Gal Nitzan wrote:
Sorry :) no.
Hmm. ok. :) But I think that patch is needed anyway, because now we
silently assume that parse plugins will always copy all Content metadata
to ParseData.metadata, while it may not be the case - and it certainly
does not happen if there is a parse error ... and this patch fixes it.
Later on, Indexer tries to retrieve these values from
parseData.metadata, and not from the content.metadata (because we try to
avoid reading too much data, so the content part of a segment is not
accessed during indexing).
I run fetcher with parse.
This NPE happens for only a few documents and that is the problem :)
Ok, then I think I know what is going on... Please try this patch -
that's the same problem, actually: these few documents failed to parse,
and we got an empty parseData - but in this case it means also empty
metadata, which means no segment name nor score in parseData.metadata.

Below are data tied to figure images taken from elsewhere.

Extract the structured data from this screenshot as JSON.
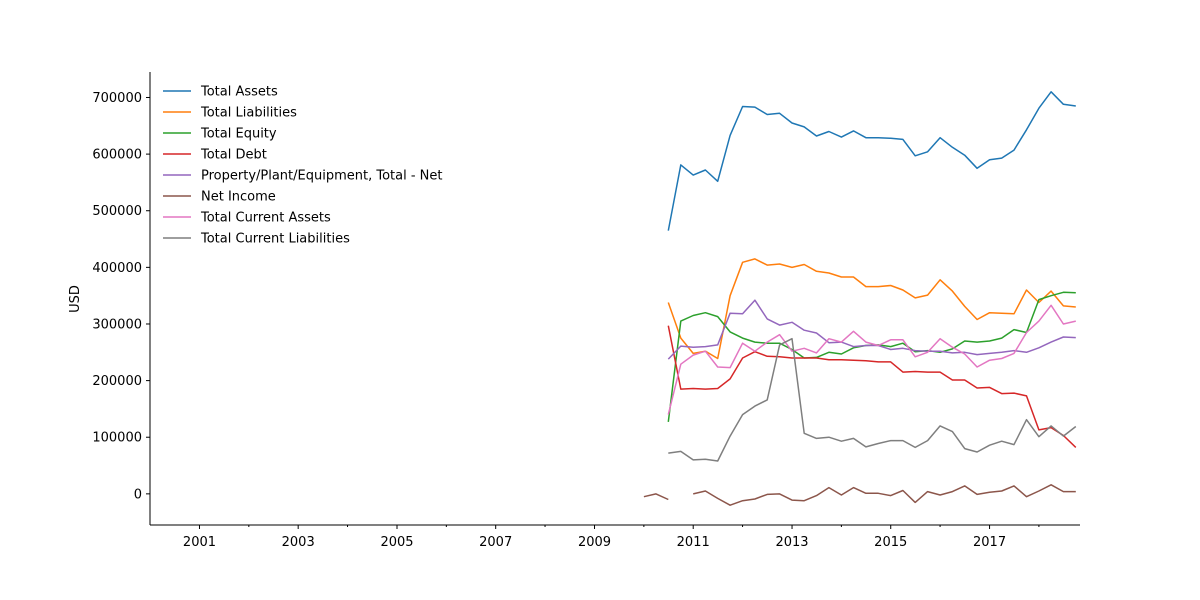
{
  "chart_data": {
    "type": "line",
    "title": "",
    "xlabel": "",
    "ylabel": "USD",
    "xlim": [
      "2000-01-01",
      "2018-11-01"
    ],
    "ylim": [
      -55000,
      745000
    ],
    "x_ticks": [
      "2001-01-01",
      "2003-01-01",
      "2005-01-01",
      "2007-01-01",
      "2009-01-01",
      "2011-01-01",
      "2013-01-01",
      "2015-01-01",
      "2017-01-01"
    ],
    "x_tick_labels": [
      "2001",
      "2003",
      "2005",
      "2007",
      "2009",
      "2011",
      "2013",
      "2015",
      "2017"
    ],
    "y_ticks": [
      0,
      100000,
      200000,
      300000,
      400000,
      500000,
      600000,
      700000
    ],
    "y_tick_labels": [
      "0",
      "100000",
      "200000",
      "300000",
      "400000",
      "500000",
      "600000",
      "700000"
    ],
    "grid": false,
    "legend_position": "top-left",
    "x": [
      "2010-07-01",
      "2010-10-01",
      "2011-01-01",
      "2011-04-01",
      "2011-07-01",
      "2011-10-01",
      "2012-01-01",
      "2012-04-01",
      "2012-07-01",
      "2012-10-01",
      "2013-01-01",
      "2013-04-01",
      "2013-07-01",
      "2013-10-01",
      "2014-01-01",
      "2014-04-01",
      "2014-07-01",
      "2014-10-01",
      "2015-01-01",
      "2015-04-01",
      "2015-07-01",
      "2015-10-01",
      "2016-01-01",
      "2016-04-01",
      "2016-07-01",
      "2016-10-01",
      "2017-01-01",
      "2017-04-01",
      "2017-07-01",
      "2017-10-01",
      "2018-01-01",
      "2018-04-01",
      "2018-07-01",
      "2018-10-01"
    ],
    "series": [
      {
        "name": "Total Assets",
        "color": "#1f77b4",
        "values": [
          465000,
          581000,
          563000,
          572000,
          552000,
          633000,
          684000,
          683000,
          670000,
          672000,
          655000,
          648000,
          632000,
          640000,
          630000,
          641000,
          629000,
          629000,
          628000,
          626000,
          597000,
          604000,
          629000,
          612000,
          598000,
          575000,
          590000,
          593000,
          607000,
          643000,
          681000,
          710000,
          688000,
          685000
        ]
      },
      {
        "name": "Total Liabilities",
        "color": "#ff7f0e",
        "values": [
          338000,
          275000,
          248000,
          252000,
          239000,
          350000,
          409000,
          415000,
          404000,
          406000,
          400000,
          405000,
          393000,
          390000,
          383000,
          383000,
          366000,
          366000,
          368000,
          360000,
          346000,
          351000,
          378000,
          358000,
          331000,
          308000,
          320000,
          319000,
          318000,
          360000,
          338000,
          358000,
          332000,
          330000
        ]
      },
      {
        "name": "Total Equity",
        "color": "#2ca02c",
        "values": [
          127000,
          305000,
          315000,
          320000,
          313000,
          286000,
          275000,
          268000,
          266000,
          266000,
          255000,
          240000,
          241000,
          250000,
          247000,
          258000,
          262000,
          263000,
          260000,
          266000,
          251000,
          253000,
          250000,
          256000,
          270000,
          268000,
          270000,
          275000,
          290000,
          285000,
          343000,
          350000,
          356000,
          355000
        ]
      },
      {
        "name": "Total Debt",
        "color": "#d62728",
        "values": [
          297000,
          185000,
          186000,
          185000,
          186000,
          203000,
          240000,
          251000,
          243000,
          242000,
          240000,
          240000,
          240000,
          237000,
          237000,
          236000,
          235000,
          233000,
          233000,
          215000,
          216000,
          215000,
          215000,
          201000,
          201000,
          187000,
          188000,
          177000,
          178000,
          173000,
          113000,
          117000,
          103000,
          82000
        ]
      },
      {
        "name": "Property/Plant/Equipment, Total - Net",
        "color": "#9467bd",
        "values": [
          238000,
          261000,
          259000,
          260000,
          263000,
          319000,
          318000,
          342000,
          309000,
          298000,
          303000,
          289000,
          284000,
          267000,
          268000,
          260000,
          262000,
          262000,
          255000,
          257000,
          253000,
          252000,
          252000,
          249000,
          250000,
          246000,
          248000,
          250000,
          253000,
          250000,
          258000,
          268000,
          277000,
          276000
        ]
      },
      {
        "name": "Net Income",
        "color": "#8c564b",
        "values": [
          -10000,
          null,
          0,
          5000,
          -8000,
          -20000,
          -12000,
          -9000,
          -1000,
          0,
          -11000,
          -12000,
          -3000,
          11000,
          -2000,
          11000,
          1000,
          1000,
          -3000,
          6000,
          -15000,
          4000,
          -2000,
          4000,
          14000,
          -1000,
          3000,
          5000,
          14000,
          -5000,
          5000,
          16000,
          4000,
          4000
        ]
      },
      {
        "name": "Total Current Assets",
        "color": "#e377c2",
        "values": [
          140000,
          229000,
          245000,
          252000,
          224000,
          223000,
          266000,
          252000,
          268000,
          281000,
          252000,
          257000,
          249000,
          274000,
          268000,
          287000,
          268000,
          262000,
          272000,
          272000,
          242000,
          250000,
          274000,
          259000,
          247000,
          224000,
          236000,
          239000,
          248000,
          285000,
          305000,
          333000,
          300000,
          305000
        ]
      },
      {
        "name": "Total Current Liabilities",
        "color": "#7f7f7f",
        "values": [
          72000,
          75000,
          60000,
          61000,
          58000,
          102000,
          140000,
          155000,
          166000,
          263000,
          274000,
          107000,
          98000,
          100000,
          93000,
          98000,
          83000,
          89000,
          94000,
          94000,
          82000,
          94000,
          120000,
          110000,
          80000,
          74000,
          86000,
          93000,
          87000,
          131000,
          101000,
          120000,
          102000,
          119000
        ]
      }
    ],
    "extra_points": {
      "series": "Net Income",
      "x": [
        "2010-01-01",
        "2010-04-01",
        "2010-07-01"
      ],
      "values": [
        -5000,
        0,
        -10000
      ]
    }
  }
}
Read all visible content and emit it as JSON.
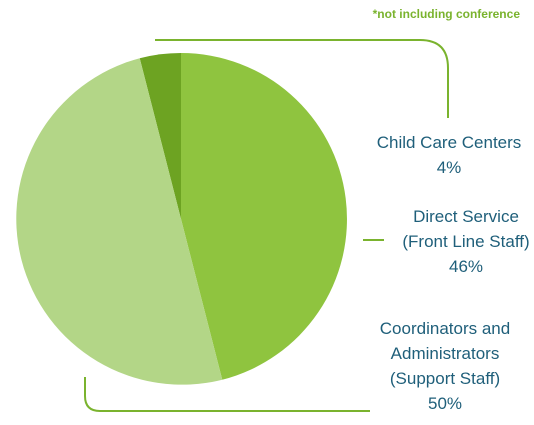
{
  "footnote": "*not including conference",
  "colors": {
    "slice_child_care": "#6da322",
    "slice_direct_service": "#8fc43f",
    "slice_coordinators": "#b3d687",
    "leader_lines": "#7ab32e",
    "label_text": "#1f5f7a"
  },
  "chart_data": {
    "type": "pie",
    "title": "",
    "slices": [
      {
        "label_lines": [
          "Child Care Centers"
        ],
        "value": 4,
        "value_label": "4%"
      },
      {
        "label_lines": [
          "Direct Service",
          "(Front Line Staff)"
        ],
        "value": 46,
        "value_label": "46%"
      },
      {
        "label_lines": [
          "Coordinators and",
          "Administrators",
          "(Support Staff)"
        ],
        "value": 50,
        "value_label": "50%"
      }
    ]
  }
}
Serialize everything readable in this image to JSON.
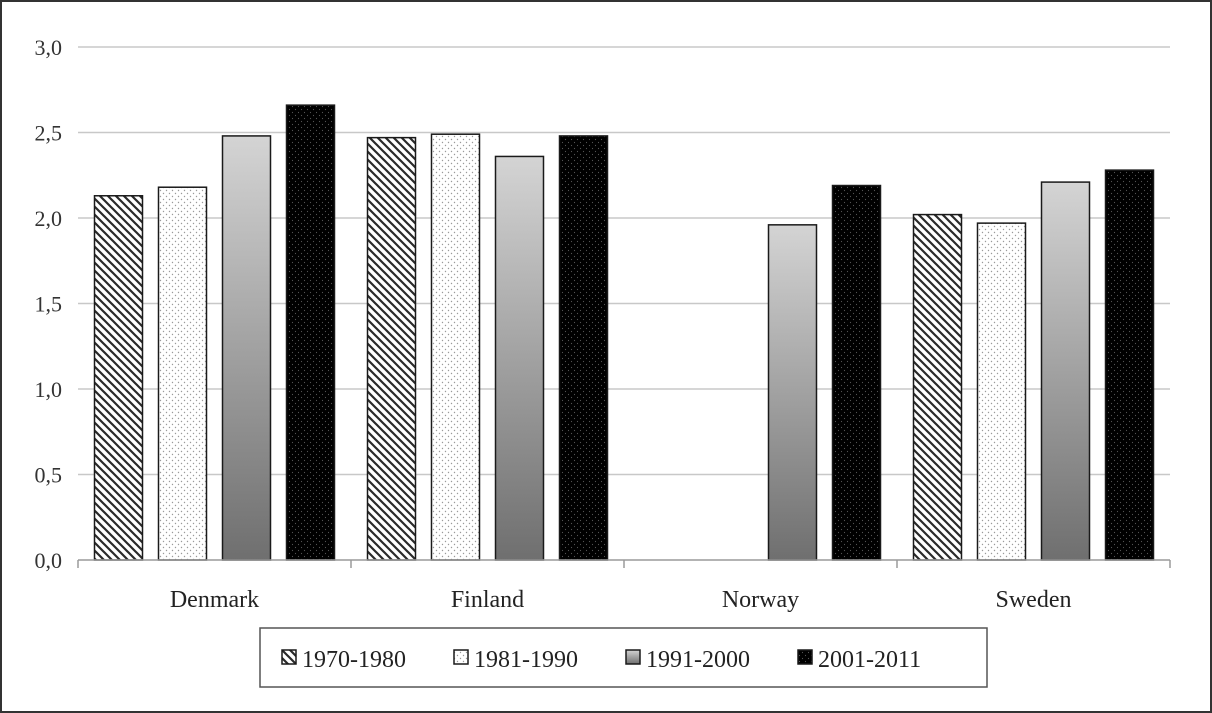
{
  "chart_data": {
    "type": "bar",
    "title": "",
    "xlabel": "",
    "ylabel": "",
    "categories": [
      "Denmark",
      "Finland",
      "Norway",
      "Sweden"
    ],
    "series": [
      {
        "name": "1970-1980",
        "values": [
          2.13,
          2.47,
          null,
          2.02
        ],
        "fill": "hatch",
        "color": "#333333"
      },
      {
        "name": "1981-1990",
        "values": [
          2.18,
          2.49,
          null,
          1.97
        ],
        "fill": "dots",
        "color": "#ffffff"
      },
      {
        "name": "1991-2000",
        "values": [
          2.48,
          2.36,
          1.96,
          2.21
        ],
        "fill": "gradient",
        "color": "#8c8c8c"
      },
      {
        "name": "2001-2011",
        "values": [
          2.66,
          2.48,
          2.19,
          2.28
        ],
        "fill": "dark-dots",
        "color": "#000000"
      }
    ],
    "ylim": [
      0,
      3
    ],
    "yticks": [
      "0,0",
      "0,5",
      "1,0",
      "1,5",
      "2,0",
      "2,5",
      "3,0"
    ],
    "grid": true,
    "legend_position": "bottom"
  }
}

Please test and report if it helps.
--
Best regards,
Andrzej Bialecki <><
___. ___ ___ ___ _ _ __________________________________
[__ || __|__/|__||\/| Information Retrieval, Semantic Web
___|||__|| \| || | Embedded Unix, System Integration
http://www.sigram.com Contact: info at sigram dot com
Index: Fetcher.java
===================================================================
--- Fetcher.java (revision 367099)
+++ Fetcher.java (working copy)
@@ -223,6 +223,9 @@
parse.getData().getMetadata().setProperty(SIGNATURE_KEY,
StringUtil.toHexString(signature));
datum.setSignature(signature);
}
+ // add segment name and score to parseData metadata
+ parse.getData().getMetadata().setProperty(SEGMENT_NAME_KEY, segmentName);
+ parse.getData().getMetadata().setProperty(SCORE_KEY,
Float.toString(datum.getScore()));
try {
output.collect